Remove Duplicates...

mallireddibalaji · Post by **mallireddibalaji** » Fri Apr 18, 2008 12:38 am

Hi guru's,

I want small clarification,
I want to remove the duplicates.
which one give better performance either DISTINCT clause in source query or Remove duplicates stage in our job.

Thanks in advance.....

GOPIK · Post by **GOPIK** » Fri Apr 18, 2008 12:56 am

Your souce system is Database or Flatfiles?
If it is Database Query will be faster in my experience

mallireddibalaji · Post by **mallireddibalaji** » Fri Apr 18, 2008 1:22 am

GOPIK wrote:Your souce system is Database or Flatfiles?
If it is Database Query will be faster in my experience

Thanks GOPIK,

MY source system is Database.
we are doing the performance tuning of jobs.But before 6 months back somebody tuned the jobs. They are replaced the DISTINCT clause in query by Remove Duplicate stage.

ray.wurlod · Post by **ray.wurlod** » Fri Apr 18, 2008 4:00 am

Is the key (set of one or more columns) that identifies duplicates supported by an index in the database? If so, DISTINCT may be quicker.

On the other hand, partitioned data may mean that finish time is faster because each node is only looking after 1/N of the rows (on average).

jhmckeever · Post by **jhmckeever** » Sun Apr 20, 2008 7:48 pm

A couple of other factors which *might* influence your decision are:

1. Is the source table partitioned on the relevant keys?
2. What percentage of rows are duplicates? (or are anticipated to be duplicates in the production data)

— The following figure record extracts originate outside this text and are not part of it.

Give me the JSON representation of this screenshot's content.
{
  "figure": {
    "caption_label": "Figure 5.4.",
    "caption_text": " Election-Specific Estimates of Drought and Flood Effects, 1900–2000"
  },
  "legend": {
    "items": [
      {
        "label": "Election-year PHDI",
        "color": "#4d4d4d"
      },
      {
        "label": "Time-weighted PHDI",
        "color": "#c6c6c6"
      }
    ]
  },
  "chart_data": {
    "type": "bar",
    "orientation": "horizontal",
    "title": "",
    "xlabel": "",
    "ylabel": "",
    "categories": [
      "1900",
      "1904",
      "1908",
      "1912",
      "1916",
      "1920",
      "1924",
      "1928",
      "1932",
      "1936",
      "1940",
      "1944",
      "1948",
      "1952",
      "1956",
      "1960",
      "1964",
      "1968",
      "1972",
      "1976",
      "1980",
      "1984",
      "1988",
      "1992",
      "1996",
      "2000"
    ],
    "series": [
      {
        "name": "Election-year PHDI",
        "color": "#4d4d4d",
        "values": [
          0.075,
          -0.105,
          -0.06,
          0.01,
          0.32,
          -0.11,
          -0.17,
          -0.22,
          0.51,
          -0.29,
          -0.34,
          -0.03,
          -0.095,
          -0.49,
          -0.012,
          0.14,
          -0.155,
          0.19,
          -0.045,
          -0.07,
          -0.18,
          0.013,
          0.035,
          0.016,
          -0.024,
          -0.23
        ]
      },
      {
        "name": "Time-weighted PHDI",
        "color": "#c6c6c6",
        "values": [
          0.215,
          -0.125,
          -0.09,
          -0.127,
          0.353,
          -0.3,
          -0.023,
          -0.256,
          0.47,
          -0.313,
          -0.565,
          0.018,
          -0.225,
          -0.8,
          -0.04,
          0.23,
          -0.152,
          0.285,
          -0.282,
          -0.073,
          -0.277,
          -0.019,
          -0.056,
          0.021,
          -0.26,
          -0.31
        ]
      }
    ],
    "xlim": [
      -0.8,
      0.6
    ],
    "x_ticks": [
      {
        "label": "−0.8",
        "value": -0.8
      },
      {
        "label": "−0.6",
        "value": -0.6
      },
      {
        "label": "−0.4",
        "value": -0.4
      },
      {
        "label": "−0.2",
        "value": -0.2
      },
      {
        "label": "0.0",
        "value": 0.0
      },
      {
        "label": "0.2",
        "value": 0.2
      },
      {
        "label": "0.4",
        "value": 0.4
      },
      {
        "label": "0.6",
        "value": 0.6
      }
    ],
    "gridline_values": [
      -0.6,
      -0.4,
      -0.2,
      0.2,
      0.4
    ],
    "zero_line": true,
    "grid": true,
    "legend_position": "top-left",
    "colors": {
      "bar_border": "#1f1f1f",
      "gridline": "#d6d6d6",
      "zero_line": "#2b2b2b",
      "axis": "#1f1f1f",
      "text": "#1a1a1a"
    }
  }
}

As ever, the 'true' answer will come from trying both with realistic data and comparing results!

J

Minhajuddin · Post by **Minhajuddin** » Mon Apr 21, 2008 12:03 pm

A DISTINCT would be a better option if the speed at which data gets read from your DB is slow.

If the speed of data transfer from your DB to your DS Server is fast enough, then a Remove Duplicates would be a better choice.

kumar_s · Post by **kumar_s** » Mon Apr 21, 2008 1:06 pm

Minhajuddin wrote:A DISTINCT would be a better option if the speed at which data gets read from your DB is slow.

If the speed of data transfer from your DB to your DS Server is fast enough, then a Remove Duplicates would be a better choice.

I believe, he is insisting up on the point that, if you included the Distinct and if that reduces / rejects lot of records, the Data transfer between DB and DS will be less. Thus this factor considering the Data movement over networking.